If a recipe above does not match and you cannot find the cause in 30 minutes of focused investigation, reset and re-run from scratch — the canonical flow is designed to be cheap to recreate.

# Local harness (Vagrant VM):
make clean-local

# Production / consumer repo:
# Run the consumer-repo's destroy.yml playbook, which in turn invokes
# `cleanup_bootstrap`, `clusterctl delete --all`, and the LXD-side
# teardown roles in reverse canonical order.

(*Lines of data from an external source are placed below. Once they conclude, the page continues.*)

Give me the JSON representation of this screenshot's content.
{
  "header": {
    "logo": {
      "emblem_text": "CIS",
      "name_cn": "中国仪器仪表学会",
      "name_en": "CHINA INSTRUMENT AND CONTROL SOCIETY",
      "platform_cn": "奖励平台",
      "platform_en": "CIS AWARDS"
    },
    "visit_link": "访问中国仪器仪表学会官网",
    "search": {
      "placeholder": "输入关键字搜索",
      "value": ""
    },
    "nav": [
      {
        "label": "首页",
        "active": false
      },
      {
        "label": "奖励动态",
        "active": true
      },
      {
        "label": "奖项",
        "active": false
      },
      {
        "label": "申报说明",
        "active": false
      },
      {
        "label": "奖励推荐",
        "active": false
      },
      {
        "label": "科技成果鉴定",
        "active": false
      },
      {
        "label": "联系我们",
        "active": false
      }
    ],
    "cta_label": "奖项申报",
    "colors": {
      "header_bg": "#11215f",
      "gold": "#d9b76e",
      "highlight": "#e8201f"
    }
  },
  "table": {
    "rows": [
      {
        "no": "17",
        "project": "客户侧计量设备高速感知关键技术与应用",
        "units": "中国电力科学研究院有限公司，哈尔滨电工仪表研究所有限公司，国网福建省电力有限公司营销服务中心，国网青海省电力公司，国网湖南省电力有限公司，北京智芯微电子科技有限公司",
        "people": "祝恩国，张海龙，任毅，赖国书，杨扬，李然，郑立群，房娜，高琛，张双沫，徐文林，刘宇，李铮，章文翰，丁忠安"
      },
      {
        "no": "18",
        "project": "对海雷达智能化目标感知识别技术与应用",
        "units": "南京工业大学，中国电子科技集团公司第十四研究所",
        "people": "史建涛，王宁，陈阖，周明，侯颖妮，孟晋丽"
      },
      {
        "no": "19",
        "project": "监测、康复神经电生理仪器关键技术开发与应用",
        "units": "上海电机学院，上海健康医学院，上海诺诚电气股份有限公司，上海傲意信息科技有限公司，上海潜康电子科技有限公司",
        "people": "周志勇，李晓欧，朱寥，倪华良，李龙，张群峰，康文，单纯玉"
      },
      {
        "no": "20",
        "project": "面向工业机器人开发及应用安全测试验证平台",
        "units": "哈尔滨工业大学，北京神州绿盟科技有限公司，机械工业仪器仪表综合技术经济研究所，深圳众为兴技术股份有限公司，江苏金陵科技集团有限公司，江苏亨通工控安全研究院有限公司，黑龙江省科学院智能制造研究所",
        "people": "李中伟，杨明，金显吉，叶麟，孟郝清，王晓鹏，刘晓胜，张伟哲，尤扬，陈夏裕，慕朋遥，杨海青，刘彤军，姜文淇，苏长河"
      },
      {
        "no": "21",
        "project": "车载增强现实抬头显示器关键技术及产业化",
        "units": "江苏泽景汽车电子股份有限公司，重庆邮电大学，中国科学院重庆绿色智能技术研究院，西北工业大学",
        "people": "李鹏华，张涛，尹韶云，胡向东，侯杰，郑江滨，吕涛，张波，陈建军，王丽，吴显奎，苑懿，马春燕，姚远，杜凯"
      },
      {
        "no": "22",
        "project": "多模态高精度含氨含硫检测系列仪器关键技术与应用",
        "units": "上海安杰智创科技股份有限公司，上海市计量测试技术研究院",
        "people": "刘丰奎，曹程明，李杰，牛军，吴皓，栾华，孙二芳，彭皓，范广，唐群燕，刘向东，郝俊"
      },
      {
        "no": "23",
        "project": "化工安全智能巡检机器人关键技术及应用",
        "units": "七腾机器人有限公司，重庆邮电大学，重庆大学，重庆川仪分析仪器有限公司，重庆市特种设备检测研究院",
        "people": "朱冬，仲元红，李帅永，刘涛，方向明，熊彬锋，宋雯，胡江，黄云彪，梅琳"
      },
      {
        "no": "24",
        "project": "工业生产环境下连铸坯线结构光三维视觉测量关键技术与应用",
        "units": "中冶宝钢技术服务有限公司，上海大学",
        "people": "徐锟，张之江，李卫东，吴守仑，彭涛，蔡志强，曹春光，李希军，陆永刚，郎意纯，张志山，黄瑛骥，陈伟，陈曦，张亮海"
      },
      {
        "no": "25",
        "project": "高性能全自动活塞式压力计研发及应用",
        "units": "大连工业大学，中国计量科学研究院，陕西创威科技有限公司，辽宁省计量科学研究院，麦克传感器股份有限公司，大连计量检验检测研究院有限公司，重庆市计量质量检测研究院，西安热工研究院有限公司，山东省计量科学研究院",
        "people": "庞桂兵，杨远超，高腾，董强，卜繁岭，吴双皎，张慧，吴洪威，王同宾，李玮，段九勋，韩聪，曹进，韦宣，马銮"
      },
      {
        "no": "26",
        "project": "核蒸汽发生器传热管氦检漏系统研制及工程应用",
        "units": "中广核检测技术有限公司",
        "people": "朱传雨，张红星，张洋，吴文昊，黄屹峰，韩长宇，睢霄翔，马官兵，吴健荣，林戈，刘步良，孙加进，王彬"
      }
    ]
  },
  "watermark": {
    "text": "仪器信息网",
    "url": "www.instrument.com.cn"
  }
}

Then bring everything back up:

make test-local-e2e        # local: full Phase 0..9 cycle
# or
make deploy-workload       # add a workload cluster on an
                           # already-self-hosted mgmt-1

If the failure reproduces on a clean slate:

  1. Capture the relevant logs (journalctl, kubectl logs, role converge output, terraform apply transcript).
  2. Identify the closest §N plan reference for the failing step (the table in 01-overview.md "Where the source of truth lives" maps questions to plan sections).
  3. File an issue with the logs + the §N reference. The plan is the single source of truth — if the symptom contradicts a documented invariant, that is the bug to chase.

The plan says why. The documentation says how. The code says what. This chapter is the bridge between the three when something between them slips.